Nişan sırasında kıyılan nikah, nişanın bozulmasıyla sona erer mi?

Evlilik ciddî bir müessesedir. Evlenmek isteyen kimselerin öncelikle resmî muamele yaptırmaları, sonra dînî nikah kıydırmaları uygun olur.

Bununla birlikte, evlenmek üzere nişanlanan kimselerin şartlarına uygun olarak yaptıkları nikah akdi de dinen geçerlidir. Bu durumdaki bir kadın, nikahlandığı kimsenin dînen eşi olduğundan, kocası kendisini boşamadıkça bir başka erkekle evlenemez.


Daha sonra nişan bozulmuş fakat erkek boşamamışsa, dinen nikah halen devam ediyor demektir.
Bu durumda yapılacak şey, bir şekilde erkeğin boşamasını sağlamak, bu yapılamadığı takdirde, hakemler kanalıyla aralarını tefrik etmektir.
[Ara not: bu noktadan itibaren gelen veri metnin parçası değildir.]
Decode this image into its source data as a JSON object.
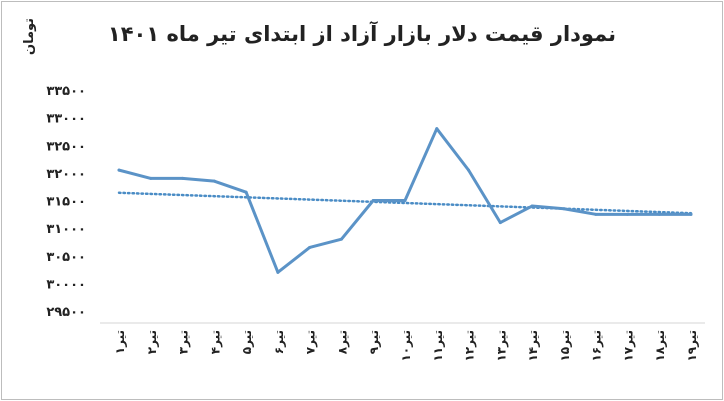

Böyle bir durumda erkeğin, sırf kadına zarar vermek amacıyla kadını boşamamakta ısrar etmesi dinen doğru değildir (Bakara, 2/231).

Dolayısıyla söz konusu olayda öncelikle sözü dinlenir, ilim ve fazilet sahibi bir kişi, karı-koca arasını ıslaha çalışmalı; bu mümkün olmazsa boşamamakta direnen kocaya bu tutumunun hiç bir yarar sağlamadığını, böyle bir nikaha son vermesi gerektiğini, nikahın karşı tarafa zarar vermek amacıyla kullanılamayacağını, bunun İslâm’ın ruhuna aykırı olduğunu anlatarak erkeğin boşamasını sağlamaya çalışmalıdır.

Buna rağmen erkek boşamamakta ısrar ederse, kadın ve erkeğin aileleri bu konuda bir sonuca varmak üzere birer hakem seçerler. Ailelerden biri direnir, hakem seçmezse karşı taraf onun yerine adil ve tarafsız bir hakem seçebilir.
Seçilen hakemler öncelikle arabuluculuk yaparlar. Lüzûm ve zarûret bulunduğunda kocanın rızası olmasa bile boşamaya da karar verebilirler.